バッテリー持続時間は8時間と言われているが、だいたいそんなものだろう。ただ、聴き終わったら電源ボタンをオフにする習慣にしておかないと、うっかり外出先でオフにし忘れたら計算外に消耗してしまう。充電はLightning〜USB-A充電ケーブルでパソコンなどにつなぐのだが、割とあっという間に充電できる(完了すれば電源ボタンのLEDが赤から白に変わる)。僕の場合、自宅にiPhoneを電源アダプタで充電しながら置いておく置き場を作っているのだが、最近は外出先から戻ってきたら、まずそこでBeatsXをさくっと充電し、終わったらケーブルをiPhoneに繋ぎ替えておくようにしている。

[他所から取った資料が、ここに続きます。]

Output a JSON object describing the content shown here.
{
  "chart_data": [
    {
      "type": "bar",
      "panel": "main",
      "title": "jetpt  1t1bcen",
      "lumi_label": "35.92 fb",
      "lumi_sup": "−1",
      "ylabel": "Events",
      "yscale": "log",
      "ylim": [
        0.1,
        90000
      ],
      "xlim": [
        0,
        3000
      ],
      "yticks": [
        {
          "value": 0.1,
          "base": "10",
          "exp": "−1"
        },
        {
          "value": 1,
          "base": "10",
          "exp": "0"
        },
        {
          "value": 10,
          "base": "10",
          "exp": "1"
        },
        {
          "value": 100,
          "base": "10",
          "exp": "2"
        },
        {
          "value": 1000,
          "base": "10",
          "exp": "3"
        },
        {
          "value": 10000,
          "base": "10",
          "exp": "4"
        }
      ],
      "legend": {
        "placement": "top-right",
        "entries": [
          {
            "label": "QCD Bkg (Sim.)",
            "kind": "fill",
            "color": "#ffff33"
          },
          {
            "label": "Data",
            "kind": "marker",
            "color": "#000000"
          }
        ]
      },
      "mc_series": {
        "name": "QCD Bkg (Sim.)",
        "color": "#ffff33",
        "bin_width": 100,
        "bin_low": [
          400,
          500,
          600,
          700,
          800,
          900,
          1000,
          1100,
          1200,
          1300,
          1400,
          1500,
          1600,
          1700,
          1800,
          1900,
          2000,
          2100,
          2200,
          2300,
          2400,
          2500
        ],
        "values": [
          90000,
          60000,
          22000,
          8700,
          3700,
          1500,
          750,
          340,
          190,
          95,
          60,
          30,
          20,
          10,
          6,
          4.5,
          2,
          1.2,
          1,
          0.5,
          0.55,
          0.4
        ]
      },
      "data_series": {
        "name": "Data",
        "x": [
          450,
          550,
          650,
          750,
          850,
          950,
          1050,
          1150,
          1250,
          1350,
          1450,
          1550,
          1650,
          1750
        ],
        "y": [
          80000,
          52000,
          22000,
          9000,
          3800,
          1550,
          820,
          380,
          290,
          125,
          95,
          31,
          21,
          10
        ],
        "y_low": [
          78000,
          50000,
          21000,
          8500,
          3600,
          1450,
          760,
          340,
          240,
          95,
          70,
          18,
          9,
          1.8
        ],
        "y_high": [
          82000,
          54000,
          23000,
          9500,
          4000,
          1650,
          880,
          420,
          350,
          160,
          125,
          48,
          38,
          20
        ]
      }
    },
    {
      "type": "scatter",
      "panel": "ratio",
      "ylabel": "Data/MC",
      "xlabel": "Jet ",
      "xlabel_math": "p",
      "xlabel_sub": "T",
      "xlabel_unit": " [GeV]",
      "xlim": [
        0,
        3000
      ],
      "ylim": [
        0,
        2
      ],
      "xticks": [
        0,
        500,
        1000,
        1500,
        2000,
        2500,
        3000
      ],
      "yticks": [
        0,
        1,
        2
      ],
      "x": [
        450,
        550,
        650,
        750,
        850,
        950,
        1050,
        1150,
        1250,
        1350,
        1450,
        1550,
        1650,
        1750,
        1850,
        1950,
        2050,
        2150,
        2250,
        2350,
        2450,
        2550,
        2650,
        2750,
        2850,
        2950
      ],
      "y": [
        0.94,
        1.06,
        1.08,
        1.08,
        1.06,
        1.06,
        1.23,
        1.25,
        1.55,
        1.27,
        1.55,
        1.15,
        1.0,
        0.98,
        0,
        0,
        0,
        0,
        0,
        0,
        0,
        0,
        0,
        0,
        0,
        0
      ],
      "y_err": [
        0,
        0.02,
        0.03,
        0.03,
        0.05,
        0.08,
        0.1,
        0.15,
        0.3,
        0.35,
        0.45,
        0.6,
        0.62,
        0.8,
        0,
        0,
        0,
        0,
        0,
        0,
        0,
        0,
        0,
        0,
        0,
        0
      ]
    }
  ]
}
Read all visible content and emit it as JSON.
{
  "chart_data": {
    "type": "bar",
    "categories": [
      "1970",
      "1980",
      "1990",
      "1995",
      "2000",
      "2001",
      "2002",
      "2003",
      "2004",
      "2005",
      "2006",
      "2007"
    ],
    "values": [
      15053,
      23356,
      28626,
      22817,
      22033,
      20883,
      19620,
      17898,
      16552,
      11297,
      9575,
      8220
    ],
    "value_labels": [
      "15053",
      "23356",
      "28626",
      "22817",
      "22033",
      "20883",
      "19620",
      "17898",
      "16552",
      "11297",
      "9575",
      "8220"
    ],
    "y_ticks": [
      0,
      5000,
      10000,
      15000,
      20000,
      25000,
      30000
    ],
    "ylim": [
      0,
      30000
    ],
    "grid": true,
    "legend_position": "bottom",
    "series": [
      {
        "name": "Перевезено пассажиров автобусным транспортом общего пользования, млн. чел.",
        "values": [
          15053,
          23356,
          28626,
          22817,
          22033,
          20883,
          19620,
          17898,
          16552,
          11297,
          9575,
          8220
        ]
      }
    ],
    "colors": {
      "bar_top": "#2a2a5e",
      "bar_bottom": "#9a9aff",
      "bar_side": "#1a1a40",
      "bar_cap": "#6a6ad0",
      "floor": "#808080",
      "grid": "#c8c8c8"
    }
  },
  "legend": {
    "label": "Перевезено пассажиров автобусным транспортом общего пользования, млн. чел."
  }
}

付属のキャリングケースはシリコン製で、収納する時にはネックバンドをくるっと1回巻き、イヤフォンに繋がる細いケーブルを畳んでケースに押し込む。ケースの外側には埃やゴミが付着しやすいのだが、気になったら、ケースだけを水でさっと洗えばOK。一瞬できれいになる。

僕がBeatsXを使うのは、外出して電車で移動する時がほとんどなのだが、実際にしばらく使い続けてみて、これはもう戻れないなと感じた。iPhone本体とイヤフォンがケーブルでつながっていないということが、これほど気楽で自由だとは。混雑してる電車内でも、乗り換えで移動する時も、ケーブルをひっかけて断線させたり、iPhoneを吹っ飛ばしたりする心配はない。電源の確保が難しい海外の旅先とかでガンガン使うにはちょっと心もとないが(まあそんな場所に頻繁に行く僕が悪いのだが、苦笑)、日常生活の中で使う時、ワイヤレスであることで享受できる自由というのは、本当に大きい。音質云々より、その自由が、BeatsXの一番のメリットだと思う。